No co-founder, no agency retainer.

You, your editor, and a handful of agents doing the jobs five people used to do at the last startup you worked at.

This is the stack the next wave of $1M solo founders is already running. Here is what each layer looks like, and how to set it up.

Your engineer is Claude Code, not Lovable, not v0, not Bolt

If you are still reaching for Lovable or v0 or Bolt to build a real company, you are reaching for the wrong tool.

Those will hand you a prototype that looks like a product. They will not refactor your auth flow at 2 a.m. They will not run your test suite, untangle a flaky deploy, or pick up a feature you abandoned three months ago and remember why you abandoned it.

Claude Code will. The catch is that it does not work the way the demos make it look.

Claude Code is a person you onboard. The leverage is in the workspace you build around it.

Three steps. Do them once.

Step one. Write the CLAUDE.md. Drop a markdown file at the root of your repo. Write the conventions of your codebase the way a tech lead writes them on day one for a senior hire. Where the database lives. How auth works. Which tests run before a PR. What you will and will not let the agent touch without asking. This is the job description.

Step two. Build skills. A skill is a short markdown file that teaches the agent how to do one class of task end to end. ship-feature.md runs the checklist your senior engineer runs before opening a PR. triage-bug.md walks the steps you take when production breaks. migrate-schema.md handles the seven ways you learned the hard way not to lose data. You write these once. The agent uses them forever.

Step three. Plug in MCP. Model Context Protocol is the open standard for connecting one agent to the tools it needs. GitHub. Postgres. Slack. Your monitoring. Your Linear board. Your file system. You wire each integration once and the agent uses it forever.

That is the engineer. Codebase context, repeatable skills, real tool access.

Pipe prompts into the chat without doing the setup and you have an autocomplete. Do the setup and you have a hire.

Five pipelines for the rest of the back office

I wrote an article last month called Boring Pipelines walking through five of these in detail, so I will keep this part short.
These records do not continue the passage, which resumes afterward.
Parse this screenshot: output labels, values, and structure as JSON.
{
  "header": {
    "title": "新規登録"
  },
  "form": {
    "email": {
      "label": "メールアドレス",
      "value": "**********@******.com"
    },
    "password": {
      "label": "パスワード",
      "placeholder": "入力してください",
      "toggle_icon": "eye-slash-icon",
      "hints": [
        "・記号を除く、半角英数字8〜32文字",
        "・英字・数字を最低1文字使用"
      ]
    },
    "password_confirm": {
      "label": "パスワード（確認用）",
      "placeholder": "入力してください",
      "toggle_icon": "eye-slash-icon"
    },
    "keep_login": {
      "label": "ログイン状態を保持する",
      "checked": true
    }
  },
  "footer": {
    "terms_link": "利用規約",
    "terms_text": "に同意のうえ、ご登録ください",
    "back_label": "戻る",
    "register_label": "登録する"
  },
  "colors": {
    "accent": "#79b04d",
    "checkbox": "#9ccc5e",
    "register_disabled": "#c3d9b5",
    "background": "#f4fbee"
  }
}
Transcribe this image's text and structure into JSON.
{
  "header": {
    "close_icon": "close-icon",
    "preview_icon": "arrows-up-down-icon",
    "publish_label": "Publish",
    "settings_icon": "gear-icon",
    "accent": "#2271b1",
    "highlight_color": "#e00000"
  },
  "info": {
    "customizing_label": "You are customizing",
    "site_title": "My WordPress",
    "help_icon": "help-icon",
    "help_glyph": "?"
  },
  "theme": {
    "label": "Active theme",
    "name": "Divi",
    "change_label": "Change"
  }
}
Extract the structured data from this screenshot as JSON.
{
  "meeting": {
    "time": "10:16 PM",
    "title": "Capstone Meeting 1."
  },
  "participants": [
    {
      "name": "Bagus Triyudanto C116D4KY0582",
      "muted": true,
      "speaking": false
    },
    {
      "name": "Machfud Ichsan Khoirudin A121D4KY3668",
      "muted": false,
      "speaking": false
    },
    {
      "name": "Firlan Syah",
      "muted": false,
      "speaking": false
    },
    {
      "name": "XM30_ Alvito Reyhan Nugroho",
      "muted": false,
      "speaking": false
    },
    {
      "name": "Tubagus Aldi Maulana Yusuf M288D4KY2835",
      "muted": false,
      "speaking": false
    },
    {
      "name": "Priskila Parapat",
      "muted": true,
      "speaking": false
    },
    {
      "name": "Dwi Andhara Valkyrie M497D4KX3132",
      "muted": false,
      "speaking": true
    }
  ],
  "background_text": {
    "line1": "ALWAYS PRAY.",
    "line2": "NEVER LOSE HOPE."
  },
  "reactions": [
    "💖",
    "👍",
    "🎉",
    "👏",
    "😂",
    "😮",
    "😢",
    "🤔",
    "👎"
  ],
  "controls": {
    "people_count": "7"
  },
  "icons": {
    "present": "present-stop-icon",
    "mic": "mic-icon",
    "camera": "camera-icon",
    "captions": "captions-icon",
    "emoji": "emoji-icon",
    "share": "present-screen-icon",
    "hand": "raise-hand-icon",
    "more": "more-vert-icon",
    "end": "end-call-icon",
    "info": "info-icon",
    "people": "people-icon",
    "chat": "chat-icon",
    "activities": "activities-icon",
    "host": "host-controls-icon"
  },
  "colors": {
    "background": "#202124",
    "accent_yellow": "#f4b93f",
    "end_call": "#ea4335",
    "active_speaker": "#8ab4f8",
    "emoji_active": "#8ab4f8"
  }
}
A video repurposing pipeline that takes a YouTube link and ships ten platform-ready posts. A lead enrichment agent that takes a new CRM lead and writes the first-touch email by the time your coffee finishes brewing. A competitive intelligence pipeline that walks ten competitor sites every Monday and writes the brief. An invoice and document extraction pipeline that reads any PDF and pushes clean records into Xero. A knowledge base agent that drafts support replies in your voice with the citation already attached.

Five pipelines. Five jobs that used to live on a payroll. Content editor, SDR, junior analyst, bookkeeper, support hire. All of them buildable in a weekend on the same Claude Code setup above. The pipelines are skills. The integrations are MCP. The orchestration is the agent.

If you want the build details, the article is on my profile.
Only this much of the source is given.